El hombre circulaba en su automóvil por una de esas calles que los de tráfico, gente sanguínea y poética, llama grandes arterias. Al llegar al semáforo se detuvo suavemente y se preparó para contemplar el paso de la gente con la melancolía de un espectador de cine de barrio. Antes de que los primeros personajes desfilaran por el parabrisas tuvo tiempo de pensar que esas buenas sensaciones normalmente no duran mucho. Mal hecho. Porque esos pensamientos suelen actuar como premoniciones. Así que en mitad del idílico encierro, algo metálico repiqueteó en la ventanilla de su puerta.Ante la insistencia del estrépito, no tuvo más remedio que acabar mirando. Un tipo vestido de azul oscuro, al que tardaría bastante en identificar, y que ostentaba un pito en la boca que no le impedía emitir una suerte de gruñido, llamaba ruidosamente su atención con un bolígrafo barato. Bajó la ventanilla, no sin temor, consolándose con la posibilidad de que se tratara de un agresivo vendedor ambulante, y escuchó de su boca algo que en principio le pareció un misterio.

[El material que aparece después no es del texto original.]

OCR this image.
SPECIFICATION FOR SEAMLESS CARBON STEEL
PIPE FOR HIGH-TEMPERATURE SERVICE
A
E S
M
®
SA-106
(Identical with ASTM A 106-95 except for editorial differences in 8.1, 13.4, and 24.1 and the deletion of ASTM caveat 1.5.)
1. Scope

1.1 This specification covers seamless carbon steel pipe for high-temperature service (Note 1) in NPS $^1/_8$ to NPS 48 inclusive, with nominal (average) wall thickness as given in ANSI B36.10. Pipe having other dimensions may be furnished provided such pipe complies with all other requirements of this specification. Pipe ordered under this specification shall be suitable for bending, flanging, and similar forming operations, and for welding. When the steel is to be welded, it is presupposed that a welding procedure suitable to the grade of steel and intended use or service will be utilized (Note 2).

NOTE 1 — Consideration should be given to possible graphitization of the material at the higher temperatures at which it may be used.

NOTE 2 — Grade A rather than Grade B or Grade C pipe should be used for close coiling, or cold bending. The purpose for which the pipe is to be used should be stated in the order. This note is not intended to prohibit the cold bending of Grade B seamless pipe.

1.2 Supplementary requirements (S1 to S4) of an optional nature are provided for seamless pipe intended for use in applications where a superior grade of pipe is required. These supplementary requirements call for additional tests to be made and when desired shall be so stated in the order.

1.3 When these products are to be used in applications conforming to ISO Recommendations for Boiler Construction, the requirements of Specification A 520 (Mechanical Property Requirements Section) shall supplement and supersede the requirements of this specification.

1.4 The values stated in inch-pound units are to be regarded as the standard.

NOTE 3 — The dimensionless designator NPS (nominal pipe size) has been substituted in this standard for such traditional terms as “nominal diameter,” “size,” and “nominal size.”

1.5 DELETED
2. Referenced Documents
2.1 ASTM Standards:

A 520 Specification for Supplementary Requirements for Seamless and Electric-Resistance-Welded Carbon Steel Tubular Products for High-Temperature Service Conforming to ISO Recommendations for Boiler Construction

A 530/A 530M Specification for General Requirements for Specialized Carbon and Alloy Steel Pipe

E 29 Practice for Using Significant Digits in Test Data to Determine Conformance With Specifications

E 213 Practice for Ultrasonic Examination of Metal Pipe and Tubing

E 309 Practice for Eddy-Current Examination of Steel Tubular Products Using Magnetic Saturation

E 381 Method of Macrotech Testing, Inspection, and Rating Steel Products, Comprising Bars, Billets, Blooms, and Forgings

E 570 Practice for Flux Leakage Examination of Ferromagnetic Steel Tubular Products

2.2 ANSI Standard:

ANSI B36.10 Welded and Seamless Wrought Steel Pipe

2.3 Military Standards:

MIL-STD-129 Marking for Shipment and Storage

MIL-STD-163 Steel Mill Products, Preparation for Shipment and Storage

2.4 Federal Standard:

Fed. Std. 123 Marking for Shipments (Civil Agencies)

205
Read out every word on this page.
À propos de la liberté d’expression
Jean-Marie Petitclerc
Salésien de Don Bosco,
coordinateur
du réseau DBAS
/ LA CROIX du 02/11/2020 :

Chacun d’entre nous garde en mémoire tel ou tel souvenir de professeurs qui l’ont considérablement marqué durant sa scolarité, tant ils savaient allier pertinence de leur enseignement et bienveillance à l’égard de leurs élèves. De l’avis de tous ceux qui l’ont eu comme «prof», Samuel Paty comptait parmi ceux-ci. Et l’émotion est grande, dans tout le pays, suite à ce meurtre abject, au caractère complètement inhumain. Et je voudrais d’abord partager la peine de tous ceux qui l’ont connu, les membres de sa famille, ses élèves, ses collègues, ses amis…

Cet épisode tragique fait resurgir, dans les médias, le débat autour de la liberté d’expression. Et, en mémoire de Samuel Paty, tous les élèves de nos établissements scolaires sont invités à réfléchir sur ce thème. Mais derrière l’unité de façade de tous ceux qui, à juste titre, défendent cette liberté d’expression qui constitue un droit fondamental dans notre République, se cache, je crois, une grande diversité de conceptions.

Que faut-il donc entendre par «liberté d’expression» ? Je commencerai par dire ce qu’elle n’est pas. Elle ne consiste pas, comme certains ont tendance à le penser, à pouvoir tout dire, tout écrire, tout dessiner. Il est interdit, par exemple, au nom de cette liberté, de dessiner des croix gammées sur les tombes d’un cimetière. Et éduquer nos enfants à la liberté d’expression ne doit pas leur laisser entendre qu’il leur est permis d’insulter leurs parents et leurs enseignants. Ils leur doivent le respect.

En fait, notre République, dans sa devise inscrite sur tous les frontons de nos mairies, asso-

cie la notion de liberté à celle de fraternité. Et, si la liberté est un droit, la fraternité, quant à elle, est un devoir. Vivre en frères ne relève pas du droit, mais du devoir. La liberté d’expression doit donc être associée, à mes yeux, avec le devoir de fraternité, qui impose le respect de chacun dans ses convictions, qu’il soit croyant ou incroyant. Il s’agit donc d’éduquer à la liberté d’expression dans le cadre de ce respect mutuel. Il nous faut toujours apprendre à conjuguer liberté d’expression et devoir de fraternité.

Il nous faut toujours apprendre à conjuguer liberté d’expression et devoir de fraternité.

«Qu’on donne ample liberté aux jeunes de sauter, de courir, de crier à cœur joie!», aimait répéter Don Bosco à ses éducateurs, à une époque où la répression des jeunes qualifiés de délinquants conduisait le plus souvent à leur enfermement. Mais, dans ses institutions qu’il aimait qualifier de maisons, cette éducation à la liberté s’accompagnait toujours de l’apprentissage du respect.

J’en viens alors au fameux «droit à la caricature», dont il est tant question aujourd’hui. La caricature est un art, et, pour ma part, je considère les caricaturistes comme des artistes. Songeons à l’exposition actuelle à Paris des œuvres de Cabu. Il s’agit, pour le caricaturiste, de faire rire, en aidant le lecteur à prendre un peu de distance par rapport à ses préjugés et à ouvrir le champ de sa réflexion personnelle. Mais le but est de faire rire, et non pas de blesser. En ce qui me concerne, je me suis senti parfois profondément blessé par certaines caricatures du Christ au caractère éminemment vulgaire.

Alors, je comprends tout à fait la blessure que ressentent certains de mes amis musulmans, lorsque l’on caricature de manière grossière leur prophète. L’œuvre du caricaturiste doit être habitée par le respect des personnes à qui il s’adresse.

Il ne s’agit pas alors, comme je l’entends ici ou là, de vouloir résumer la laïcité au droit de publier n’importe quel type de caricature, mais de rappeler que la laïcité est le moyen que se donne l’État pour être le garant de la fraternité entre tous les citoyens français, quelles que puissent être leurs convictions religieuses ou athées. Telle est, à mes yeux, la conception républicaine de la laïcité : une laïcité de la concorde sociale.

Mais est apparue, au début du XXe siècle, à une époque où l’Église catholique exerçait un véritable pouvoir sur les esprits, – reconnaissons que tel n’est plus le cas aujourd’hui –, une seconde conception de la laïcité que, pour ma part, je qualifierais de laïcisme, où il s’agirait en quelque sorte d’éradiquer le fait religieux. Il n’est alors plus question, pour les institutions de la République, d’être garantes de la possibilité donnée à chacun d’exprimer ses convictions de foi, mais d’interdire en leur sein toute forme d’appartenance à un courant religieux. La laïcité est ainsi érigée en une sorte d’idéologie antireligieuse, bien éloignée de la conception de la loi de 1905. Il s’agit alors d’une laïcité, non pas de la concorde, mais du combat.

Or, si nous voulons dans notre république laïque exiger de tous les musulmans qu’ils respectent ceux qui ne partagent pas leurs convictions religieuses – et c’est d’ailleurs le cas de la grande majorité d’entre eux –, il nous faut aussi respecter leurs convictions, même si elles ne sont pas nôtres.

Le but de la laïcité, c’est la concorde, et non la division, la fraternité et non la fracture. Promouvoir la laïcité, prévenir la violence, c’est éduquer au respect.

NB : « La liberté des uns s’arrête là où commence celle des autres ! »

-Tá té pisando la aya del bus

-acertó a entender.

-Creo que no le comprendo -balbució.

Una catarata de palabras resonantes inundó la cabina del automóvil. Cogiendo una de aquí y otra de allá, pudo interpretar dos cosas. La primera es que había infringido cierta ley de tráfico. La segunda, que quien así lo hacía constar era un agente de la autoridad municipal. Y en este punto es donde se produjo lo que un argentino llamaría una inversión anímica. De la dulce distensión en que había vivido hasta ese momento, la conciencia del automovilista pegó un salto militar hacia una actitud beligerante. Se bajó del coche con un portazo y estudió meticulosamente la reducida porción de neumático que invadía la gruesa banda blanca que delimitaba el carril "sólo bus".

-No me he dado cuenta. Tampoco es para tanto.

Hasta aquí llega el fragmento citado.